As you may have heard, the D’s proposal to extend the payroll tax cut is partially paid for by a tax on incomes of about $1 million. For Republicans looking for reasons to oppose the extension, this has provided an obvious target.
From the Federal Times:
…Senate Minority Leader Mitch McConnell, R-Ky., and Sen. Dean Heller, R-Nev., rejected a Democratic proposal to pay for the payroll tax cut extension with a 3.25 percent tax on millionaires. McConnell and Heller said that tax would harm “job creators”…
I won’t spend a lot of time rebutting this because these guys are impervious to evidence. But there are many ways in which this claim about millionaires as job creators is wrong. Nick Hanauer, an actual rich person, made the case beautifully the other day, but here’s some more evidence, FWIW.
First, we actually underwent something rare and very useful in economics: a natural experiment comparing the supply-side, trickle-down GW Bush years vs. the more progressive tax structure of the Clinton years. The results break sharply the wrong way for the tricklers (courtesy Chad Stone):
Second, this tax doesn’t even hit the vast majority of small businesses: according to recent Treasury analysis, 99 percent of small business owners make less than one million dollars. And less than half of one percent of taxpayers are millionaires or better. (HT: CCH)
There’s no support over the historical record either. Let’s look at a few simple scatterplots of the growth of employment as a function of the top tax rates. We’ve got annual data on both back to 1939.

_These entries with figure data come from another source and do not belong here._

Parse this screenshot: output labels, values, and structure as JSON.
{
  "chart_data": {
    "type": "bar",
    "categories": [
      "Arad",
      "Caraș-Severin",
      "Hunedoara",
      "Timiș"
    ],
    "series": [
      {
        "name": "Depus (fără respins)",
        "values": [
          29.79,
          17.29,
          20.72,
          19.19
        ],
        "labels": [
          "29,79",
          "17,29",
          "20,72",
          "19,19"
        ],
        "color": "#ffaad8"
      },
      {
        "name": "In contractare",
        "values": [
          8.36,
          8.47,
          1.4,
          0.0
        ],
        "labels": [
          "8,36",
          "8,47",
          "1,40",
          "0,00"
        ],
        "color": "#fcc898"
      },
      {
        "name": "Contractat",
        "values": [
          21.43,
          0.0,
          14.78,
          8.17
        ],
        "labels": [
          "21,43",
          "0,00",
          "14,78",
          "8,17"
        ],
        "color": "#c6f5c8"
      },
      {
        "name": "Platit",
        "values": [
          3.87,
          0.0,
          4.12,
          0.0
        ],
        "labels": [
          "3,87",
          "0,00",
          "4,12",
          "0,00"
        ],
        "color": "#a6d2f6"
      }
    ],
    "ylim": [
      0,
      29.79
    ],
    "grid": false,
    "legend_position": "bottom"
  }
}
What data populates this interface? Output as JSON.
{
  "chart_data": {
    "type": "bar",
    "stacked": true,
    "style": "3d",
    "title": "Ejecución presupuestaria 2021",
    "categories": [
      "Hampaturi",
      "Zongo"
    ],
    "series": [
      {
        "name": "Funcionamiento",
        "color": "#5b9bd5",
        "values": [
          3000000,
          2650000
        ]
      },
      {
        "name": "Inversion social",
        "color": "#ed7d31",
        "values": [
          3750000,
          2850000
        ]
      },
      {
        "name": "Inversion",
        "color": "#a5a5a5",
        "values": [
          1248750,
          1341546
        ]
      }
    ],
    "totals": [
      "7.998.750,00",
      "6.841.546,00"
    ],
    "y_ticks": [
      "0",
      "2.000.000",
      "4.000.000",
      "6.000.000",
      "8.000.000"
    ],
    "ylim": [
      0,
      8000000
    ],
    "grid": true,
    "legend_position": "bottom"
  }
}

The first figure plots the percent change (I used log changes) in employment (DEMP) against the top rates (TOPRT). The R’s meme implies a negative correlation. There is none. If anything, the line slopes up, implying higher rates are correlated with faster job growth. But once you control for the two outliers up there in the upper right, the slope is statistically insignificant.
Source for this and next two figs: Tax Policy Center and BLS
“But wait!,” you say. I’m including those nasty government employees, and we’re not talking about massive tax hikes to support government workers. We’re talking about the private sector.
Sorry, doesn’t help. This figure plots changes in the private sector employment against the top rates.
“But wait!,” you say again. You’re not talking about the level of taxation at the top. You’re talking about changes. You’re saying if we are foolish enough to increase taxes on millionaires, that’s where we’ll see the negative association with job creation. So we must look at the above chart but use the changes in the top tax rate.
Still nothin’ there (that cluster at zero on the x-axis represents all the years when there was no change).
I’m sure once they see these graphs, the scales will fall from their eyes and the R’s opposition will fade. Or maybe they’ll insist on a more detailed modelling of the question as opposed to my cursory correlations. Or maybe they really don’t care about helping the middle class.